Discover more from The Next Novel
Anna and I had not one but two (!!) book work sessions this week and now I feel ready to finish the remaining scenes
Last week I polled y’all and the majority spoke: stop futzing with things that need to be fixed and just write forward.
And that’s what I’m doing, for the most part! I did go back and fix just a couple of small things that were going to bug me otherwise. But from here on out, I’m keeping a running list of things I know need to be changed in the first 58,000 words, but I won’t worry about them until I’ve got a full draft.
This week in writing
Anna and I met twice this week. Wednesday night, over beers at Sycamore, we pulled up the novel outline spreadsheet and filled in almost every missing piece. We have most of a plot, with a few holes that I am trusting will fill themselves over the next couple of weeks.
That night, there was a break in the rain New York had been experiencing for days, and I for one had no idea what was coming less than thirty-six hours later. (Spoiler alert: I did not make it to Morning Writing Club on Friday because I was dealing with the rain that was pouring into our apartment in multiple places! All good now for us, damages are reparable, but it was not my favorite day.)
On Saturday, when the flood waters receded, Anna came over and we tackled a scene I have been avoiding writing. I’ve been avoiding it for a few reasons:
I want it to be a pivotal scene in the book. During this scene, there will be major shifts in the way some of the characters see each other. Realizations will be had. Things will be said that can’t be unsaid. Secrets will be revealed. I feel like a lot is riding on this scene. I want to do it justice.
It’s a dinner scene, where multiple characters are gathered around a table, and the narrator will have access to more than one character’s POV.1 I’ve never written a scene like this before, and because I’ve never done it, I don’t have proof that I can do it. I’m pretty sure I’ll figure it out, but how many tries will it take? I’ve been a little intimidated, frankly.
Until yesterday, I wasn’t super clear on each character’s motivations — what is each of them trying to get, and how is each of them currently feeling about every other person around the table? What baggage are they each bringing into this dinner? These things felt crucial to know before going in.
So Anna and I basically blocked it out. I drew the table on a sheet of paper and I wrote the characters’ names around it so that we could visualize where they’d be seating, who would be making eye contact across the table or kicking each other under the table, etc. We talked about how each character would be feeling at the beginning of the scene, what each of them knows and doesn’t know at this point in the story, what each of them might notice about the others.
Then we gamed out possible bits of dialogue.
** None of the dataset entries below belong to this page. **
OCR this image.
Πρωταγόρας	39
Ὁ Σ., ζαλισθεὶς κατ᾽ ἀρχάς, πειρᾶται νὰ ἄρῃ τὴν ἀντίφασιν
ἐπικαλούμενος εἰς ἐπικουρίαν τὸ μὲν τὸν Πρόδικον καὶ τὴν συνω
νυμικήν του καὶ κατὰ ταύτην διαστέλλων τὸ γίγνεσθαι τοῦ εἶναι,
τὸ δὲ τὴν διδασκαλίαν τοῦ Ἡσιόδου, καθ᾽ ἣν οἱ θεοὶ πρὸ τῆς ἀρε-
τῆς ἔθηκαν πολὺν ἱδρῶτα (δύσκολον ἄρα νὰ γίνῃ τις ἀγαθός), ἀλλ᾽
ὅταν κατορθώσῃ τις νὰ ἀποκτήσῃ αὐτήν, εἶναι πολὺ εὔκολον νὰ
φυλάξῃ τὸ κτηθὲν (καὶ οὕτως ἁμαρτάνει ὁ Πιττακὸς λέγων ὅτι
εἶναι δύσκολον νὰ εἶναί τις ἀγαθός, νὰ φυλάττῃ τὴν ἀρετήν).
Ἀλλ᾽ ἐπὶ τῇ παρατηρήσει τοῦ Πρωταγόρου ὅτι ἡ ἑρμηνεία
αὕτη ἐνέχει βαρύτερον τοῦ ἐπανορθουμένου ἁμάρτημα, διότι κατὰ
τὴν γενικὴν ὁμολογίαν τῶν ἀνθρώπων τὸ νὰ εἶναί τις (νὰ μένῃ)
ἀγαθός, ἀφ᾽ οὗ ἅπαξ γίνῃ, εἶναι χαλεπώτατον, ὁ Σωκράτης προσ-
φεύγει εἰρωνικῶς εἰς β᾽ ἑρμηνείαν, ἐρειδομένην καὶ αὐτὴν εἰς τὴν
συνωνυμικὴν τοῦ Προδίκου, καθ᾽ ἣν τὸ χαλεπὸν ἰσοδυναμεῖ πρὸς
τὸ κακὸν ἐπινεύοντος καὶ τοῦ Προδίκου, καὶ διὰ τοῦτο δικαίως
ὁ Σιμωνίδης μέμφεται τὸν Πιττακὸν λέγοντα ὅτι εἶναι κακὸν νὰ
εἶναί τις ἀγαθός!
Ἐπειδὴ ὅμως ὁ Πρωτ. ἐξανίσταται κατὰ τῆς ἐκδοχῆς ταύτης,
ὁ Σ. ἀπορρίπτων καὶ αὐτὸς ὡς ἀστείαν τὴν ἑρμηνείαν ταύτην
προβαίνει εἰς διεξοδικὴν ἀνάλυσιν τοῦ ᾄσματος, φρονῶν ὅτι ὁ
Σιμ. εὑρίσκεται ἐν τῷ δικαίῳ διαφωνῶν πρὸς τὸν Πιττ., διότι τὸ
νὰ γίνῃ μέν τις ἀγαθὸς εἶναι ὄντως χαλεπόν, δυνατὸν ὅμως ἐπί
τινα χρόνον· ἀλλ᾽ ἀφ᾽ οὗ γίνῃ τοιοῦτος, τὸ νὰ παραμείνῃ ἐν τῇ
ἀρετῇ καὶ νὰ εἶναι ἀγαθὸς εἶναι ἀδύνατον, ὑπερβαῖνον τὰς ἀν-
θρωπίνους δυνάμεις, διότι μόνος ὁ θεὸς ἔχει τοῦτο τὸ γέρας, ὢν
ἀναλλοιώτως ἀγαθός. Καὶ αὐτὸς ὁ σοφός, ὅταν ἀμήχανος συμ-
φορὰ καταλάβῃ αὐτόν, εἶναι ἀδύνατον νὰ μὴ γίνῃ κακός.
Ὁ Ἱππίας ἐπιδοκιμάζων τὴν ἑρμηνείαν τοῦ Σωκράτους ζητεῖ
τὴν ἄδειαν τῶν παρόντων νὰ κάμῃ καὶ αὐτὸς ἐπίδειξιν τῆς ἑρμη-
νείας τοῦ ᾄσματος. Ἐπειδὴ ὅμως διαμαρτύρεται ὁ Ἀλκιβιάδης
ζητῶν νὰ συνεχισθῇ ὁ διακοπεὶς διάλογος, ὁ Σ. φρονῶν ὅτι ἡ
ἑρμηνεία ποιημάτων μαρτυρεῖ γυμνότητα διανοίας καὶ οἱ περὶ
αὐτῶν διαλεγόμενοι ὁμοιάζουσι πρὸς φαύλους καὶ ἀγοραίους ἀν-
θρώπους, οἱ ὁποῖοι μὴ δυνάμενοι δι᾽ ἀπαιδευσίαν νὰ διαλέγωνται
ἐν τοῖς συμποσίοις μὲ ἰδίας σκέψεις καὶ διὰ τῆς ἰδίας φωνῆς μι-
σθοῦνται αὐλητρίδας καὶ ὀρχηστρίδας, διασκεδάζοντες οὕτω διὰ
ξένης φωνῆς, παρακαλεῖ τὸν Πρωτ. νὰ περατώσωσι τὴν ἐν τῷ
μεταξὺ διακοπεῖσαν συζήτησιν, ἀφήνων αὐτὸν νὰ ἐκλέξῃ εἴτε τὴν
We decided that someone definitely needs to say, “This is not dinner table conversation,” and someone else definitely needs to say, “Oh but I think it is.” We decided that the host will neglect to decant the wine, and the guest who brought the wine will fixate on this. And we decided that a certain character is going to have a little too much to drink…
Both of these sessions with Anna — fleshing out the remaining plot outline and breaking the dinner scene — were incredibly helpful. NOW I feel ready to write forward.
This week in reading
I’m halfway through Hilary Leichter’s Terrace Story and it is fantastic. I loved her novel Temporary and I’ve been looking forward to her next since she sold it. Her writing is so inventive and at the same time carries some heavy emotional truths. It’s hard to pull off! I truly believe she’s one of our greats.
I’m also making my way through The Best American Poetry 2023. I was lucky to take poetry seminars with both the series editor David Lehman and this year’s guest editor Elaine Equi when I was in college and they were important early influences on my writing, so this year’s anthology is extra special for me.